Now we know what our break-even ACoS is, it's easy to gauge how well our campaigns are performing.
The Difference Between Pre-Ad Profit and Post-Ad Profit
Some PPC strategies include ad spend in their break-even calculations so their break-even ACoS is ‘post-ad profit’. That’s because they are looking to run the business at break-even to drive profit.
The drawback of this strategy is that it is short-term in nature because it generates profit at the expense of sales volume.
That’s why we don’t include ad spend in our break-even ACoS calculations. We only want to run our PPC campaigns at break-even because we want to make our profit on organic sales.
We want to spend as much ‘pre-ad profit’ as we can afford on advertising to grow organic sales over the long term.
This way we can drive the maximum amount of PPC sales at little or no cost to have the biggest positive impact on organic rankings. This, in turn, will positively impact organic sales, and ultimately drive bigger ‘post-ad’ profits i.e. pure profit which goes straight into our pocket at the end of the month after all costs including ads are taken out.
This simple yet effective break-even ACoS strategy is what has allowed us to create thousands of PPC campaigns that drive profit for our clients.
When You Don't Want To Run at Break-Even ACoS
When you launch a new product, you're looking to gain high visibility and drive ranking in a relatively short amount of time.
For this reason, you are going to have to run your ads above break-even ACoS. You have to "spend money to make money.”
That's why we recommend to our members that they target an ACoS of approx 100% during the early stages of a launch.
A common mistake many sellers make during product launches is to fixate on their ACoS and panic when it spikes.
Time after time, sellers tell us that they launched a product “but it didn't work”. When we ask them how much they invested in PPC or how long was their launch campaign, they say “I was losing all my money on PPC so I turned my ads off after 3 days”.
Don't make this mistake. While a high ACoS is unsustainable long-term, it is necessary during a launch.

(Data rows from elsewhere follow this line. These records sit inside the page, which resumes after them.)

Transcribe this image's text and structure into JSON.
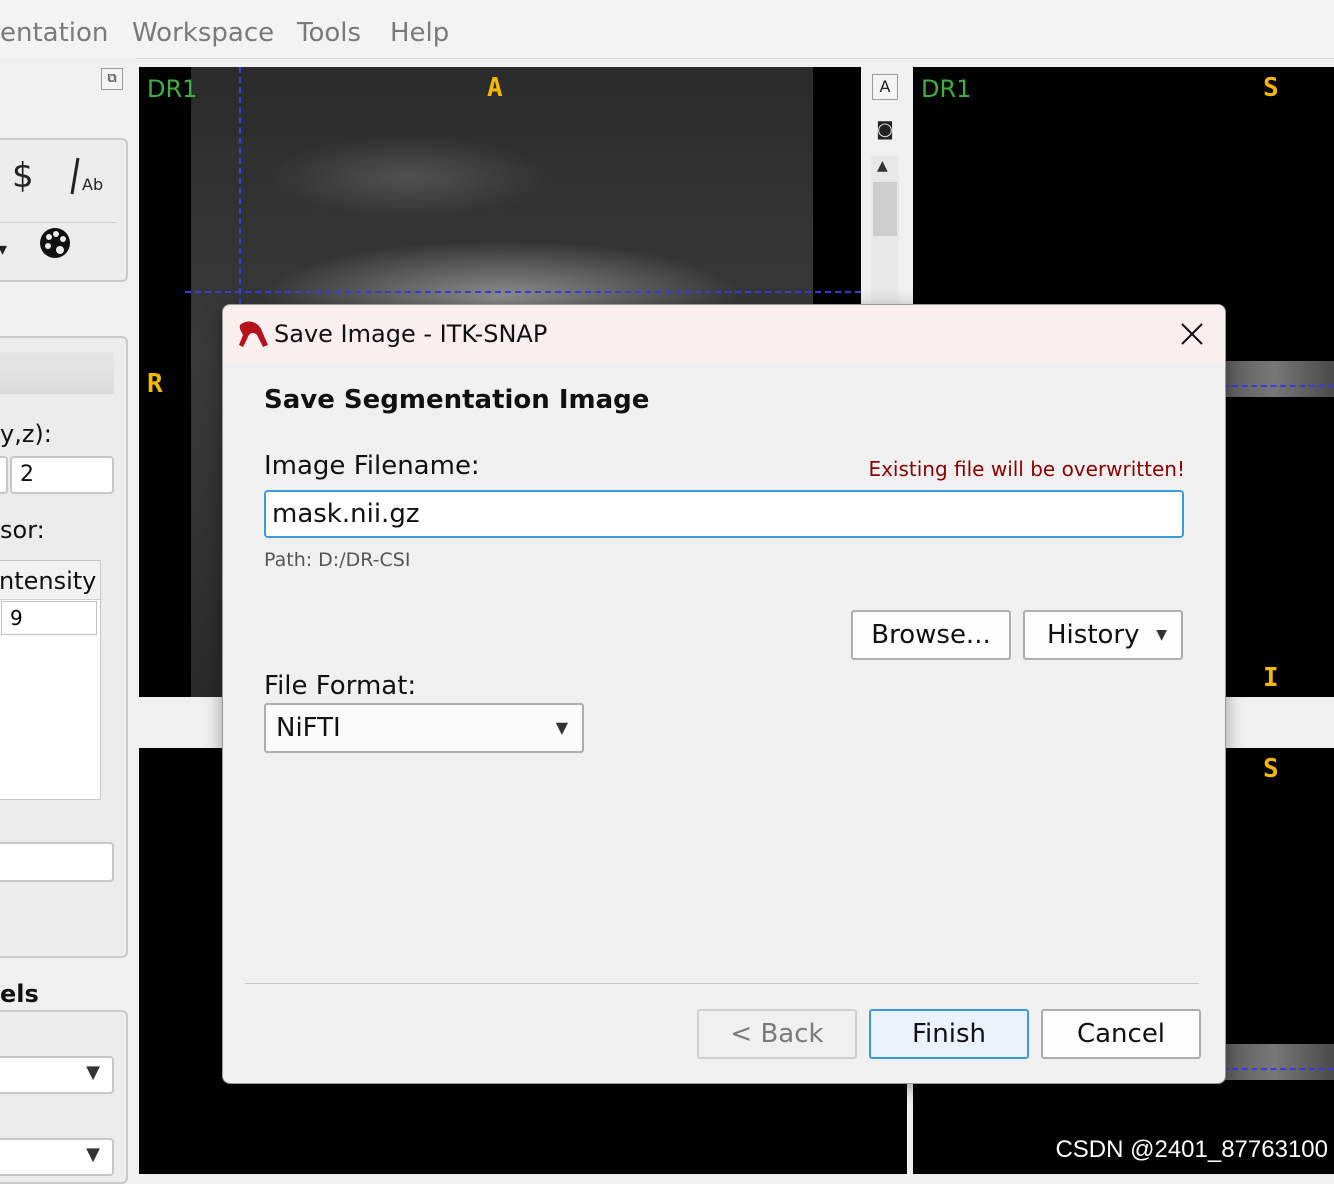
{
  "menu": {
    "items": [
      "entation",
      "Workspace",
      "Tools",
      "Help"
    ]
  },
  "left_panel": {
    "coord_label": "y,z):",
    "coord_value": "2",
    "cursor_label": "sor:",
    "intensity_header": "ntensity",
    "intensity_value": "9",
    "labels_heading": "els"
  },
  "views": {
    "top_left": {
      "layer": "DR1",
      "top": "A",
      "left": "R"
    },
    "top_right": {
      "layer": "DR1",
      "top": "S",
      "bottom": "I"
    },
    "bottom_right": {
      "top": "S"
    }
  },
  "dialog": {
    "title": "Save Image - ITK-SNAP",
    "heading": "Save Segmentation Image",
    "filename_label": "Image Filename:",
    "warning": "Existing file will be overwritten!",
    "filename_value": "mask.nii.gz",
    "path_text": "Path: D:/DR-CSI",
    "browse_label": "Browse...",
    "history_label": "History",
    "format_label": "File Format:",
    "format_value": "NiFTI",
    "back_label": "< Back",
    "finish_label": "Finish",
    "cancel_label": "Cancel"
  },
  "colors": {
    "warning": "#8b0000",
    "orientation": "#f5b800",
    "layer_label": "#3cb043",
    "crosshair": "#3b3bdc",
    "focus_border": "#3c9be0"
  },
  "watermark": "CSDN @2401_87763100"
}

Preparing To Sell Your Business
Conversely, there are times when you want to use a low ACoS strategy, like the ‘post-ad profit’ strategy mentioned above, as a way of generating maximum profits. For example, if you are preparing to sell your business and want to maximise its value.
But you wouldn't want to target a low ACoS all the time because a low ACoS almost always means you are leaving money on the table. The downside to a low ACoS is low advertising spend which tends to equate to low visibility of your product.
As we’ve said many times before, Amazon PPC exists to drive maximum sales volume and velocity to positively impact organic rank, and in turn, organic sales.
That is the goal of the break-even Amazon ACoS strategy. When you are driving as many PPC sales as possible at little or no cost, you too are maximising organic sales and driving bigger profits because every organic sale you make is pure profit/money in your pocket.